Little Creams Of Fish With White Wine Sauce Petites Cremes De Poisson Au Vin Blanc

Lightly butter some little fish moulds and sprinkle them alternately with finely chopped truffle and lobster coral; then with a forcing-bag and plain pipe partly till each with fish farce prepared as below; arrange this well round the moulds, leaving a little well or hole in the centre of each cream; this should be made with the finger, which should be occasionally dipped into hot water. Fill up the spaces thus formed with about a teaspoonful of cooked lobster and truffles, or button mushrooms cut up in little dice shapes; cover this over with a little more of the farce, and smooth over the tops with a hot wet knife. Place the moulds in a saute pan on a piece of paper; cover them with boiling fish stock, place the pan on the stove, and let the liquor reboil; then draw the pan to the edge of the stove, cover it over, and poach the creams for about fifteen minutes. When cooked, turn them out, and dish them en couronne on a border of the Fish Farce (see recipe) or potato, and serve with White Wine sauce over. Serve for a fish entree for dinner or luncheon while quite hot.

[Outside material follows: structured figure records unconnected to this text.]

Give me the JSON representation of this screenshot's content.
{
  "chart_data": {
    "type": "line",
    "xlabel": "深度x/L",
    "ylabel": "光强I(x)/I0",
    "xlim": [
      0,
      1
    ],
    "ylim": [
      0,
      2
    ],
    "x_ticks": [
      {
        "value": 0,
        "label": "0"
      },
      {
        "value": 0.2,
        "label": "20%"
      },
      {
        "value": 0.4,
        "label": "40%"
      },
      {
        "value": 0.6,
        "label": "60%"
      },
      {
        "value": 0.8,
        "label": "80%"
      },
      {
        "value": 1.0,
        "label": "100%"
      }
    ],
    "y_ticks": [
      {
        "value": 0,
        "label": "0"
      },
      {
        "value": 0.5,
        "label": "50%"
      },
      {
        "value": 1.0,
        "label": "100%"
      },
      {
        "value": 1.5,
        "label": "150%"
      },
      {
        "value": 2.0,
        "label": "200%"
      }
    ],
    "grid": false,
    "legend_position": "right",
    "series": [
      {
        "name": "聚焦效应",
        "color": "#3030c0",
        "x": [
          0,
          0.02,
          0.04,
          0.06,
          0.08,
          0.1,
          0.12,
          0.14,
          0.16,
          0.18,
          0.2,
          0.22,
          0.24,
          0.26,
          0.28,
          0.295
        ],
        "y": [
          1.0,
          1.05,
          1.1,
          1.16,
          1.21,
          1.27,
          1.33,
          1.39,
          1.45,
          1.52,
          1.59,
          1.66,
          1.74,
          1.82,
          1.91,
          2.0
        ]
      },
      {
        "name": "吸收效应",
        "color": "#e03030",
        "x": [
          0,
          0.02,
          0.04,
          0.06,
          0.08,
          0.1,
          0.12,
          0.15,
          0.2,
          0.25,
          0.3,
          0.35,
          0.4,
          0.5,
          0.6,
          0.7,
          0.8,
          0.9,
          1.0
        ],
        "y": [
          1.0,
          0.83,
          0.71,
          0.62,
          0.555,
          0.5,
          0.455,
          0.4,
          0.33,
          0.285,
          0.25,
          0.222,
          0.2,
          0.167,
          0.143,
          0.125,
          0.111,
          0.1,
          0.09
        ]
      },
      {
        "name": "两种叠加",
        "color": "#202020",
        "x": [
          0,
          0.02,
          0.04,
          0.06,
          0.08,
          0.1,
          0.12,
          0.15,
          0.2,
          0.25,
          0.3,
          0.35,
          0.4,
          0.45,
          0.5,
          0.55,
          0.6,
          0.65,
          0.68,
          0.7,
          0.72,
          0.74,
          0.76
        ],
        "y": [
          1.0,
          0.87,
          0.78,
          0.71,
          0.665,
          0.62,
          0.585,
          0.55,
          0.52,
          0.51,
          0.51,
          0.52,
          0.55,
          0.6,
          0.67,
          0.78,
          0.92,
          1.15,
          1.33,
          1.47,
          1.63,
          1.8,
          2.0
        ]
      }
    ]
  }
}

Farce for Little Creams of Fish

Farce For Little Creams Of Fish

Free from bone and skin ten ounces of scraped fresh haddock, and pound it till smooth, then pound eight ounces of panard; mix these together and season with a little of Marshall's Coralline Pepper, a saltspoonful of salt, and three whole raw eggs; mix up all together into a smooth paste, and rub it through a wire sieve; mix with it a large tablespoonful of cream, and use.

Little Croustades Of Fish Petites Croustades Au Poisson

Rub two ounces of butter into a quarter-pound of fine flour till smooth, mix with it a pinch of salt, a dust of coralline pepper, two raw yolks of eggs, and sufficient cold water to make it into a stiff paste; roll out thinly, and with it line some little croustade cups; prick the paste well at the bottom to prevent it blistering, trim the paste evenly, line it with a buttered paper, fill up with raw rice or any dry grain and bake them till a pretty golden colour; then remove the papers and rice and fill up the centres with the ragout prepared as below, place a little ring of the same paste on the top of each croustade, and use. Serve on a dish-paper, or use for garnishing turbot, salmon, etc, for dinner or luncheon entree.

Ragout For Little Croustades Of Fish

Remove the bones from a hen lobster, cut the meat into neat square pieces (or take one bottle of prawns or crayfish), mix with a little cut truffle, button mushrooms, and sauce prepared as below, and use.

Sauce For Croustades

Fry one ounce of butter with half an ounce of arrowroot without browning, mix with one and a half gill of mush-room liquor, a few drops of lemon juice and a tablespoonful of sherry; stir till boiling, tammy, and use.